Puts, calls, and capitulation signals

  • LW has fallen to multiple 52-week lows in recent months
  • Last Friday’s large sell-off was accompanied by a high put–call ratio
  • Options activity signaling a potential sentiment extreme?

Friday’s spike by the Cboe Volatility Index (VIX) was a useful reminder that many traders like to use options and volatility data as contrarian indicators. The premise: The sentiment extremes represented by such moves can sometimes mark turning points—i.e., the market goes down when bulls have gotten about as bullish as they can get, or the market goes up when the bears have pushed the limits of bearishness.

The principle is straightforward enough, and the markets offer plenty of examples. Just compare charts of the VIX and the S&P 500 (SPX) over the past several years and you’ll get an idea of how frequently VIX highs—which represent extreme levels of investor concern—correspond to bearish “capitulation” and stock-market lows. But as with everything else in the markets, context is king.

For example, traders also sometimes use high put–call ratios (high put volume relative to call volume) to identify potential bearish sentiment extremes, since people often buy put options when they’re worried about a particular stock (or the overall market) falling.

But heavy put volume when a market has been trending upward and is near a longer-term high can represent something very different than heavy put volume in a market that has already sold off significantly. Traders often view the latter condition as a more fertile ground for a bearish capitulation and upside reversal, since markets can only reverse a down move after all the people who want to sell have sold. With that in mind, take a look at the following LiveAction scans from last Friday:

Chart 1: LiveAction scans: Highest put-call ratio (top), 52-week lows (bottom), 11/26/21. Unusual options activity. High P/C ratio on fresh 52-week low.
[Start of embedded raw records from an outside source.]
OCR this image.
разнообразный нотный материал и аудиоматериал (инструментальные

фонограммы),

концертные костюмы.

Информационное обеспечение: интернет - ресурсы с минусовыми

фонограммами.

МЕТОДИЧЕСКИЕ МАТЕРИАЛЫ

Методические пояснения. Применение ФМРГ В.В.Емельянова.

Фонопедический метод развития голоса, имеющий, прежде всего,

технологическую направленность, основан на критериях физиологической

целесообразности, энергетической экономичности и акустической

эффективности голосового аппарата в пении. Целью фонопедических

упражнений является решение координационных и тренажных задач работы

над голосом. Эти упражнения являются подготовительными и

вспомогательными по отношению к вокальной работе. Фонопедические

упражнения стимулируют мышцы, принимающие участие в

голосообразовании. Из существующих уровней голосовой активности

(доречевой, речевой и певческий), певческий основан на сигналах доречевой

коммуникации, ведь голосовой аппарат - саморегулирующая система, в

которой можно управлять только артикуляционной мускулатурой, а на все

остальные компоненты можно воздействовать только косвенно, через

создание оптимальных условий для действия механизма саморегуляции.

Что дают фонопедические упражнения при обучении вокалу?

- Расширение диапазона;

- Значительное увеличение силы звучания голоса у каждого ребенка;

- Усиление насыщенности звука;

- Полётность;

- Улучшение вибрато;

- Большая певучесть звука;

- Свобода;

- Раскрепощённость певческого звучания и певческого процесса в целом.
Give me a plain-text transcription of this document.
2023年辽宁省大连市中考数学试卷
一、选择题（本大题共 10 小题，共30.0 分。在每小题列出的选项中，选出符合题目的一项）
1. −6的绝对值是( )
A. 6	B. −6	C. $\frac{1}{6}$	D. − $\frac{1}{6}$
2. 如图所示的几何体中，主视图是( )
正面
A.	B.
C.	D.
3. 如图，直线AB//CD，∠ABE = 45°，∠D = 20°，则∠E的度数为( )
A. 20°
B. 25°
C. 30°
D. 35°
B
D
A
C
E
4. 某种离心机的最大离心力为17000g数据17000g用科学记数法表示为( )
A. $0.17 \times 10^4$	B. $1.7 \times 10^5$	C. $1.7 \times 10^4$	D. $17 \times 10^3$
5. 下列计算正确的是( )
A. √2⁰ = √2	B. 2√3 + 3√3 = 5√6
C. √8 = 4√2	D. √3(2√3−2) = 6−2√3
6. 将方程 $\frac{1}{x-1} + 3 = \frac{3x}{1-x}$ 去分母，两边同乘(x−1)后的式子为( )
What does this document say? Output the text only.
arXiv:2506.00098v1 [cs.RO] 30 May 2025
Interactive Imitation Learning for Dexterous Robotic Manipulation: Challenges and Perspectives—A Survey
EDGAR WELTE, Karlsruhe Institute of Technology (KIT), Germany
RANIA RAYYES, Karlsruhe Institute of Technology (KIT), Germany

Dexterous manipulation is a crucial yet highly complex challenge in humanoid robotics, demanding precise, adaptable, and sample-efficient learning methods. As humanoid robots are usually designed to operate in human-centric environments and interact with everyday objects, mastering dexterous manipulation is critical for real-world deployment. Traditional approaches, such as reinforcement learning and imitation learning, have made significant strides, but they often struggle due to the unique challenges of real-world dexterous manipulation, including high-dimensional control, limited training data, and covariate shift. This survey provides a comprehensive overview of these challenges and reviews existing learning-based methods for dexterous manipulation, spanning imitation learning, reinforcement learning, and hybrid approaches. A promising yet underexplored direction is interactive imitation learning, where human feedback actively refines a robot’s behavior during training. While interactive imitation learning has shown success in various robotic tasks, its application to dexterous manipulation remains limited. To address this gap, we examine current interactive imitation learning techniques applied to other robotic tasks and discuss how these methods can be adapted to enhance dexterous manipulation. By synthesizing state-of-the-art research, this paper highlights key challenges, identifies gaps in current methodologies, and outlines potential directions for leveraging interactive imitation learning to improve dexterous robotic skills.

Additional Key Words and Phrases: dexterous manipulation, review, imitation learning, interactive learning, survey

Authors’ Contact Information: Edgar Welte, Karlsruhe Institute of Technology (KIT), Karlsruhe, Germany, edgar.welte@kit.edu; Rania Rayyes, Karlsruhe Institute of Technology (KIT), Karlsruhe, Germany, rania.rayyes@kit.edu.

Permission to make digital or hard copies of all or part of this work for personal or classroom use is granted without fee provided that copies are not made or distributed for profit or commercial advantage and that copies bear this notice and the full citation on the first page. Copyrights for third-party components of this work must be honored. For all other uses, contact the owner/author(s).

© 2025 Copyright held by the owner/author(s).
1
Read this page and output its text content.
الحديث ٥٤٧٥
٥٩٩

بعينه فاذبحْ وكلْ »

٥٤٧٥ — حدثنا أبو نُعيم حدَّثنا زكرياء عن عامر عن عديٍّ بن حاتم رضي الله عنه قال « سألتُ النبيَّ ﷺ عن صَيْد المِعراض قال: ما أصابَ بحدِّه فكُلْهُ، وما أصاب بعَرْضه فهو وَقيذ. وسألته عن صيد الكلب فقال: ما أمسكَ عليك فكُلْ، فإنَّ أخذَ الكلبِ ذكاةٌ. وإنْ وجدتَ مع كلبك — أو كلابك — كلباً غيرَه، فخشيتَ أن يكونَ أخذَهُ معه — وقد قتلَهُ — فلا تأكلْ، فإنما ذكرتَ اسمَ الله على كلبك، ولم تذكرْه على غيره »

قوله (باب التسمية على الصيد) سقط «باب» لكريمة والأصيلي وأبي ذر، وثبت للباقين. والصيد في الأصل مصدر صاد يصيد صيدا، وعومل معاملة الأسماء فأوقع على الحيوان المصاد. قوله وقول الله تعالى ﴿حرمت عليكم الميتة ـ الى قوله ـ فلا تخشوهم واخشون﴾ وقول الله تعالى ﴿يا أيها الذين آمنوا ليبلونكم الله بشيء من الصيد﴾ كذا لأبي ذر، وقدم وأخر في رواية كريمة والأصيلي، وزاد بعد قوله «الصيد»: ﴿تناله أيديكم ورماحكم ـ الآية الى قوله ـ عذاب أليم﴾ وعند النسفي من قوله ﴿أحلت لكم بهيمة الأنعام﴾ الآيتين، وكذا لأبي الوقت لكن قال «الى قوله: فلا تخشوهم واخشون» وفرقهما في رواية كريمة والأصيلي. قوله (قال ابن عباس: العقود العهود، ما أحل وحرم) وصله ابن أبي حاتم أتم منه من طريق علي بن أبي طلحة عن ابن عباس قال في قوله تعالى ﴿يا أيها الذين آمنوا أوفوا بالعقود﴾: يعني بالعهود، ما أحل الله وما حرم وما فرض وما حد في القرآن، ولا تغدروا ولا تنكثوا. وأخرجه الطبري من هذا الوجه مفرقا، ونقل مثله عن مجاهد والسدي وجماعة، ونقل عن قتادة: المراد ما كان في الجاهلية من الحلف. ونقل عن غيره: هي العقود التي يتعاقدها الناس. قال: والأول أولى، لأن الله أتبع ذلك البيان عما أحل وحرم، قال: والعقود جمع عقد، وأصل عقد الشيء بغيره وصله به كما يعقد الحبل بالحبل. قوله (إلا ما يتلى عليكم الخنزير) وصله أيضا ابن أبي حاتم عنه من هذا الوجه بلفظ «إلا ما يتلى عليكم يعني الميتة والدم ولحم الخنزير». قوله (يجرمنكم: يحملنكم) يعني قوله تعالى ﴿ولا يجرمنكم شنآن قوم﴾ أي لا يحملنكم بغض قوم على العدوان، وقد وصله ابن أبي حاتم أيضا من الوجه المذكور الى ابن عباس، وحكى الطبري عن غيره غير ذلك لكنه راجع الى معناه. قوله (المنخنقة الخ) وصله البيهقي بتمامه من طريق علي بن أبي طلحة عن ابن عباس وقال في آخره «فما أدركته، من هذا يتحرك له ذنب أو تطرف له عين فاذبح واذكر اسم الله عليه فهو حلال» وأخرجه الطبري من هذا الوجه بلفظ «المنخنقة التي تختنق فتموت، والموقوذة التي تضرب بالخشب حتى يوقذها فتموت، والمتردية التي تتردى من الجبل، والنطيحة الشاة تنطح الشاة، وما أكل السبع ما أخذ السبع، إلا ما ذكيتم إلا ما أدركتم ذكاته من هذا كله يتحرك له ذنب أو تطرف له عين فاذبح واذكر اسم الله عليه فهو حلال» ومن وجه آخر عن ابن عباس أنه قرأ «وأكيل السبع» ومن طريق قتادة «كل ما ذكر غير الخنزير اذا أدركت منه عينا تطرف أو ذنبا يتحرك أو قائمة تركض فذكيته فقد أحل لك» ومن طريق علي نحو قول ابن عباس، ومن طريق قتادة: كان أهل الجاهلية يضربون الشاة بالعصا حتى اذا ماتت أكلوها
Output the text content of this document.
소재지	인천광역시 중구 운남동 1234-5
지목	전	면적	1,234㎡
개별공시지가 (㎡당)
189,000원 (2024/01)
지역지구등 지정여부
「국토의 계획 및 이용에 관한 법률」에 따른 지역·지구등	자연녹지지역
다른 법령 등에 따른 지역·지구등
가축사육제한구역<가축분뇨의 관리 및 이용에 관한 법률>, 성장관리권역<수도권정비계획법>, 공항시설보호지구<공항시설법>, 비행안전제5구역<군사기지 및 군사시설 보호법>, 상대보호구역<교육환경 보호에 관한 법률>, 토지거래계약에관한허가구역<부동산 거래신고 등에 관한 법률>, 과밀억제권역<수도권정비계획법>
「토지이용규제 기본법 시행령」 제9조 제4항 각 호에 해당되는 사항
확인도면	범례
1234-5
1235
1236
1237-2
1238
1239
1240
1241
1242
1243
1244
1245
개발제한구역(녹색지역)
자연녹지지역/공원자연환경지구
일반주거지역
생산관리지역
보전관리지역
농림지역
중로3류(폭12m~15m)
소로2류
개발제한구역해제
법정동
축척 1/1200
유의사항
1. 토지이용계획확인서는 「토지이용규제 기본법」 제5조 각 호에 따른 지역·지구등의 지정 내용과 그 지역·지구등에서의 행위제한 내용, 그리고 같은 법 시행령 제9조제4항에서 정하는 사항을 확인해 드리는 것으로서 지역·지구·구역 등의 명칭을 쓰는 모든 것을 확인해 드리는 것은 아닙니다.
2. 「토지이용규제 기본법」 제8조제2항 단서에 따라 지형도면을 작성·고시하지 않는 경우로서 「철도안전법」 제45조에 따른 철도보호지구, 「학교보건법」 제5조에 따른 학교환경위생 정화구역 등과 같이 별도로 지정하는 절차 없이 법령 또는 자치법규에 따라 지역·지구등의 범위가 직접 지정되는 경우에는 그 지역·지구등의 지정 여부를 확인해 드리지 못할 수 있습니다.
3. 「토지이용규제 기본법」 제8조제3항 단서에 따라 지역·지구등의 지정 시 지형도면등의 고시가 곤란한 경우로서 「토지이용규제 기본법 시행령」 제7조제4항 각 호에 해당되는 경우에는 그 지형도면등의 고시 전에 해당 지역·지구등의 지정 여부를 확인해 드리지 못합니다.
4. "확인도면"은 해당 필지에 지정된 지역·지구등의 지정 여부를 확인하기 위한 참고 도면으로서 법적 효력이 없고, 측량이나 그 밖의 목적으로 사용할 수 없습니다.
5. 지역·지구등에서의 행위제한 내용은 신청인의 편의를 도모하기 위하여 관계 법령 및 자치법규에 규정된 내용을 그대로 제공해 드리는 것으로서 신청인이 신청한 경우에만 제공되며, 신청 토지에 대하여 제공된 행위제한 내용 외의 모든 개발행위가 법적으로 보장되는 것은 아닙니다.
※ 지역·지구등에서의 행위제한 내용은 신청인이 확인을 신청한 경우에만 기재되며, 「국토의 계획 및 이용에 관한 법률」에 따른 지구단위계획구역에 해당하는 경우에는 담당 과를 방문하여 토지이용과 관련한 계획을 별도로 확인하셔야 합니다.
Source: Power E*TRADE (For illustrative purposes. Not a recommendation.)

Lamb Weston (LW) was just one of 30 or so stocks that appeared on the LiveAction scan for high put-call ratios (top), but it was the only one that was also on the scan for stocks making new 52-week lows (bottom). Yesterday, LW’s put–call ratio was even higher than Friday’s.

The following price chart shows the stock, which has been trending lower since June, also sold off 5.8% last Friday, breaking down out of a seven-week consolidation in the process:

Chart 2: Lamb Weston (LW), 2/19/20–11/29/21. Lamb Weston (LW) price chart. New 52-week low on breakdown.

Source: Power E*TRADE (For illustrative purposes. Not a recommendation.)

In a nutshell, some traders may have felt the fact that this stock had already been declining for five months could increase the odds that selling pressure was closer to its end than its beginning, and that a high put-call ratio could signal a bearish sentiment extreme.

The market action reflected in an indicator like the put–call ratio doesn’t represent a “stop sign”—in any situation there may be valid reasons for a price trend to continue despite an apparent reversal signal—but traders who monitor such signals tend to pay more attention when other market factors are pointing in the same direction.

Market Mover Update: The VIX’s 54% surge last Friday was its biggest one-day jump since January, and the fourth-largest over the past 20 years. As was the case after the other three 50%-plus VIX spikes—January 27, 2021, February 5, 2018, and February 27, 2007—the SPX closed higher yesterday.

Today’s numbers include (all times ET): S&P Case-Shiller Home Price Index (9 a.m.), FHFA Housing Price Index (9 a.m.), Chicago PMI (9:45 a.m.), Consumer Confidence (10 a.m.).

Today’s earnings include: Box (BOX), Salesforce.com (CRM), NetApp (NTAP), Ambarella (AMBA), Zscaler (ZS).